Sunday, April 28, 2013

TIME!

Before we get started, let me say that, after Checkerboard Nightmare, Time Friends was the best thing Kristofer Straub ever did. And the fact that the archives aren't available online is a travesty. Not that anything we can ever do will change that, but I'm glad I was able to say that publicly. Okay, now that is out of the way...

H8rs Gonna H8

What is this compulsion people have, primarily on the internet, but also in the real world, for using unnecessary abbreviations? In some circumstances, indeed, frequent abbreviation makes sense. When one tweets (loathsome term!), one must cut and abbreviate ruthlessly in order to be able to say much at all. But rarely is this necessary in a comment box and never in the primary source work.

I'm not speaking of those common workaday abbreviates like NATO, USA, USSR or the like. Nor do I object to the creation of abbreviations for a phrase to be repeated many times throughout a body of writing.
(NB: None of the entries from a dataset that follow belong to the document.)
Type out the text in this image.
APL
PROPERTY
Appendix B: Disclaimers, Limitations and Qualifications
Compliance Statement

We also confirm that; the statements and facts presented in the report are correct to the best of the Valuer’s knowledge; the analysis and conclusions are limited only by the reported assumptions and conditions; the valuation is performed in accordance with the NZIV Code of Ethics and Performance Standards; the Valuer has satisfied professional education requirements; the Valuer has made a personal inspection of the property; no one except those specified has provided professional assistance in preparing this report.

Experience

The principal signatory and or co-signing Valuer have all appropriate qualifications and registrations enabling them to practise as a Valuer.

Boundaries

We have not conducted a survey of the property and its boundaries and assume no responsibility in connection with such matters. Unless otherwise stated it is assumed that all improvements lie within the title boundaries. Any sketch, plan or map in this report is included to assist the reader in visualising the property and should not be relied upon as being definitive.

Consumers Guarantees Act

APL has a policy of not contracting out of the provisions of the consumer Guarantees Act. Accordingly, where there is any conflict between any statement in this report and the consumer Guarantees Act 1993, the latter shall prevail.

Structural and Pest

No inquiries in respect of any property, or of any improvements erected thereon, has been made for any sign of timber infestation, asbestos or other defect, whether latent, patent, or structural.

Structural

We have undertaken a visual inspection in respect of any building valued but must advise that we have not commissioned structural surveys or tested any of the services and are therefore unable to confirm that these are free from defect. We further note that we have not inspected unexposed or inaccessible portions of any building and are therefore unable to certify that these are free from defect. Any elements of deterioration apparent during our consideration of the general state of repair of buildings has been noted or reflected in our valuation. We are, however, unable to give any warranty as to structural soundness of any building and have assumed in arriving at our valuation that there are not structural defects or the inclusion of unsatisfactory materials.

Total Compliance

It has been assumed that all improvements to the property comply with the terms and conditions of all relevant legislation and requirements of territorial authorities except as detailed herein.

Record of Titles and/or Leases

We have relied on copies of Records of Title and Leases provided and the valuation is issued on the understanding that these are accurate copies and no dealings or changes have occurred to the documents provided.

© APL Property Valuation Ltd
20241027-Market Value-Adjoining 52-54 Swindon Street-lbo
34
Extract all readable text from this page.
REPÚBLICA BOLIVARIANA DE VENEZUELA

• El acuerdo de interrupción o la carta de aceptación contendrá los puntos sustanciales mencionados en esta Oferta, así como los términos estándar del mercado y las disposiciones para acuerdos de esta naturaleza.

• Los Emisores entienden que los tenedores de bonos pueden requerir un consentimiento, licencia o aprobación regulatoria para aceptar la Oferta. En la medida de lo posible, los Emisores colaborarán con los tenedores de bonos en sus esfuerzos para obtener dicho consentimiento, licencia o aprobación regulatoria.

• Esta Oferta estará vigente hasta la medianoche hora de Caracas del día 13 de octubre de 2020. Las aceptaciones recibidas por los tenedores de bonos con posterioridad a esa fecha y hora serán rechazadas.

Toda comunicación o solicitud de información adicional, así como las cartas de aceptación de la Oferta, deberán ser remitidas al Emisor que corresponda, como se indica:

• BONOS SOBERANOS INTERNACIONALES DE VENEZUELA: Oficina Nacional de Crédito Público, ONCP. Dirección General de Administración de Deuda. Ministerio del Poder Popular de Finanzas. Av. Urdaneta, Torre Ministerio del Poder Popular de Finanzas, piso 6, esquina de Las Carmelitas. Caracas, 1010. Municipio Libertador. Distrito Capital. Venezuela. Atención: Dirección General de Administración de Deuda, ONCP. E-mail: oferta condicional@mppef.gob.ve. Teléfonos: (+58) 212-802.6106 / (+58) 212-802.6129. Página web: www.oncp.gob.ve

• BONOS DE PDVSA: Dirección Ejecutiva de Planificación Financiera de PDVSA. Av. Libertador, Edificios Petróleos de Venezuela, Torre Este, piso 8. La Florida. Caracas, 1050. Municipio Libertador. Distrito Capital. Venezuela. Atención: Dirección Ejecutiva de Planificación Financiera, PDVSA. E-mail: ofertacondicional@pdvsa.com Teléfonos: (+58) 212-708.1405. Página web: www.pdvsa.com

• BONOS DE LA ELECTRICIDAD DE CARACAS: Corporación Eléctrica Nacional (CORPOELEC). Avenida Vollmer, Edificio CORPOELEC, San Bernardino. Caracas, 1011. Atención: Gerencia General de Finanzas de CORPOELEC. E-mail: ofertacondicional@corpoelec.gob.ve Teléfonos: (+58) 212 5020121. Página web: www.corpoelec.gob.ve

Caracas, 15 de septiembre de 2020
What I question is the need for such terms as IIRC, IMHO, BTW, and the one I had never seen until recently: ISTR. That last, apparently, stood in for "I seem to recall."

I know I'm not the first person to rail against this impulse and I shan't be the last, but what I'm really curious about at the moment (ATM?!) is why some folks have this impulse. Are they really in that much of a hurry? Do these phrases really occur that often? Will they all be nearly universally understood? Also, where's my cane? I need to chase these dang kids off my lawn.

Saturday, April 27, 2013

Skyfallen

Okay, okay; so that's not the most creative title you've ever seen, or indeed, that I've ever come up with. On the other hand, it is right about the same level as the quips in the latest Bond film. In fact, the entire movie ends up seeming like nothing so much as a parody of itself.

Friday, April 26, 2013

Falling Behind

An interesting short film called A Little Bit Behind linked from Toshi Station. A word or two of language you won't hear on US TV, but otherwise unobjectionable, I think.

Monday, April 08, 2013

What's Wrong With the DH

I've never been able to articulate it as well as this, but I've always been four-square the designated hitter. As this article points out, it makes about as much sense as a designated free-throw shooter.